Where Should You Start With Improving Safety?
Once you’ve assessed these risks, you’ll need to determine the best plan of action to reduce them. Some seniors choose to make modifications to the home they’re in, while others realize they may be better off buying a new home. There are pros and cons either way. If you decide to move, a real estate agent can help you find a home that requires less maintenance, with single level living, and that already has some of the safety features you need.
Seniors who are considering moving should start by looking at their budget and estimating how much house will comfortably fit into your budget. This will help you zero in on the right homes that are in your budget, plus you’ll still need to consider the cost of any modifications that a new house might need.

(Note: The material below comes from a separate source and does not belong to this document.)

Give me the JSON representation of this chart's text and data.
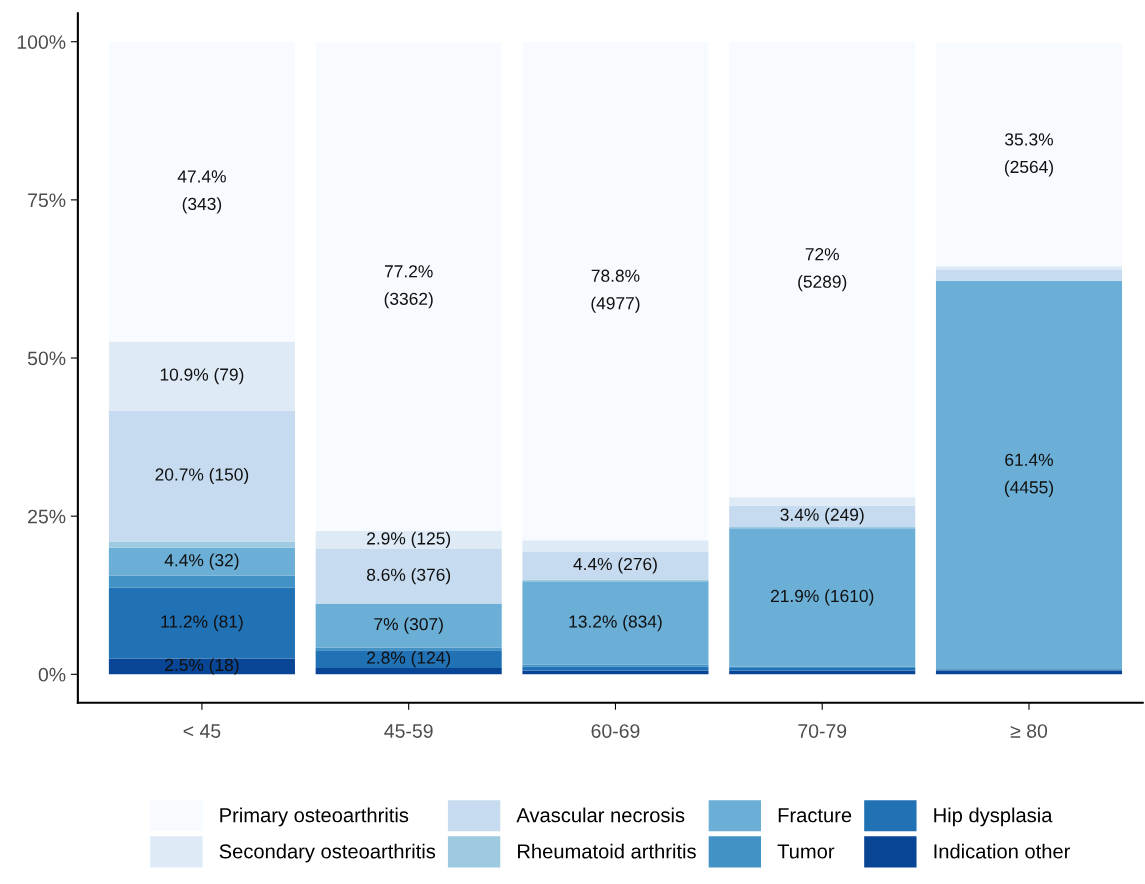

What Are the Best Small Changes You Can Make?
Many seniors think of making home modifications as a major undertaking, but it really doesn’t have to be. Some of the easiest and least expensive changes are also ones that will make the biggest improvement to your safety. For example, you can reduce the risk of falling by ensuring you have enough light in your home. You could install recessed lights in dark spots, but adding light can also be as simple as getting more task lighting, or as Consumer Affairs suggests, getting inexpensive LED tap lights for under counters.
Another small change you can make is to remove trip hazards, and this one is mostly free! Common trip hazards include scatter rugs, electrical cords, oddly placed furniture, and general clutter. Simple solutions can resolve these problems, such as buying a basket to collect random items like magazines.

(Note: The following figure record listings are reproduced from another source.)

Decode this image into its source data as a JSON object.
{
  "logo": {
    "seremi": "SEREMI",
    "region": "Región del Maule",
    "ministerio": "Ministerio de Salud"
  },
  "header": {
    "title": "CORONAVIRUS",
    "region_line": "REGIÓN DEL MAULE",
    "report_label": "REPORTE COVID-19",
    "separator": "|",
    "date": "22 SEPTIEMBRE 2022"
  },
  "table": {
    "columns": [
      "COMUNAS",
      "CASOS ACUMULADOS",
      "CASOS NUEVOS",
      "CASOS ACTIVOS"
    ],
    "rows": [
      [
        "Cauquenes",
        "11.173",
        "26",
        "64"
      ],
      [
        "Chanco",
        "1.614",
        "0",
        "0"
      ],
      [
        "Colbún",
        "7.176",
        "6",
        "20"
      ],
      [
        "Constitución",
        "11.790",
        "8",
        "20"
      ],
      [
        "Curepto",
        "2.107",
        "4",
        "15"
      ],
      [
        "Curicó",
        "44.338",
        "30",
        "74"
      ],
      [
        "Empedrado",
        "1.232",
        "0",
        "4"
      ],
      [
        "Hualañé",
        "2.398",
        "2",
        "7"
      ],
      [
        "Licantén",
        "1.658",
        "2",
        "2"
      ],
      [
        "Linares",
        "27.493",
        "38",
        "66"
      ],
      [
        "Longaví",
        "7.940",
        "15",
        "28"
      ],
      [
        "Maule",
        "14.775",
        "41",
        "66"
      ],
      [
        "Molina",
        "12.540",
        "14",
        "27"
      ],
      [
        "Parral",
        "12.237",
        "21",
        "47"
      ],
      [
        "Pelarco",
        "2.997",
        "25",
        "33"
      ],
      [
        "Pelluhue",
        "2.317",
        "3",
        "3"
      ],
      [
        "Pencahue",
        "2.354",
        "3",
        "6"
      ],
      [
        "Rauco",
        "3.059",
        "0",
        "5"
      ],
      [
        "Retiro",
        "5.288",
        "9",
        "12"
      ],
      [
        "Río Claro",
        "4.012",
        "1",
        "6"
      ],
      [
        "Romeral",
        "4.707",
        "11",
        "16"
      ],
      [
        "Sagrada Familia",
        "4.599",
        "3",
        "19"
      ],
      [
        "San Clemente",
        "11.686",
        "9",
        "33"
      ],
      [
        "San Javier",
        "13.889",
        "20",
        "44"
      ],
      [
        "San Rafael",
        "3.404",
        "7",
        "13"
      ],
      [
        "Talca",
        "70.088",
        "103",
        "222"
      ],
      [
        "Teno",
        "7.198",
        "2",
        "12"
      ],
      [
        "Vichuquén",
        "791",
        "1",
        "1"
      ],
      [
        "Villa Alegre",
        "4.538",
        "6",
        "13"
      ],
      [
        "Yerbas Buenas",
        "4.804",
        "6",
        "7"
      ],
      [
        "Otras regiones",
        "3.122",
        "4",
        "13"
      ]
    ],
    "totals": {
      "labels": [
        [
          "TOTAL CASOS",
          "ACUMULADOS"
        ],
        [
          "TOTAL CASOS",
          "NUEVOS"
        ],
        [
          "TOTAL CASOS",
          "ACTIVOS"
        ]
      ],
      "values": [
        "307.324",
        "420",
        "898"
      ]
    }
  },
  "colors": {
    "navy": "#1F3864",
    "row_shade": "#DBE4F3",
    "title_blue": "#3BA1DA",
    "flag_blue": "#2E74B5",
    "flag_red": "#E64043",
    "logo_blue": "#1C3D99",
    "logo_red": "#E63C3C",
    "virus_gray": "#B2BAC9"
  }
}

Of course, it’s impossible to eliminate all fall hazards, especially if you have stairs. An easy way to make stairs safer, though, is to install a sturdy handrail. As an added bonus, this is a project that a DIYer or handyman can handle (no contractor needed!). If your home has a threshold with just one or two steps, consider getting a small ramp to use in those spots.
How Can You Make Bathrooms Safer?
Like stairs, bathrooms have an inherent fall risk that can’t be eliminated entirely. However, with this DIY guide from Family Handyman, installing grab bars is a simple and affordable modification that reduces this risk. If your budget allows, many seniors prefer curbless showers, but an easy alternative is to add a bath seat to your existing shower or tub. Getting an anti-slip bath mat, as well as low pile anti-slip rugs for the rest of the bathroom, will help prevent slipping even more.
Seniors today are lucky to have the advanced technology that makes aging in place safer, but some of the best home modifications are still the simplest. Like Dorothy so famously said, there’s no place like home. With the right modifications, you can have the comforts of home and the safety you need.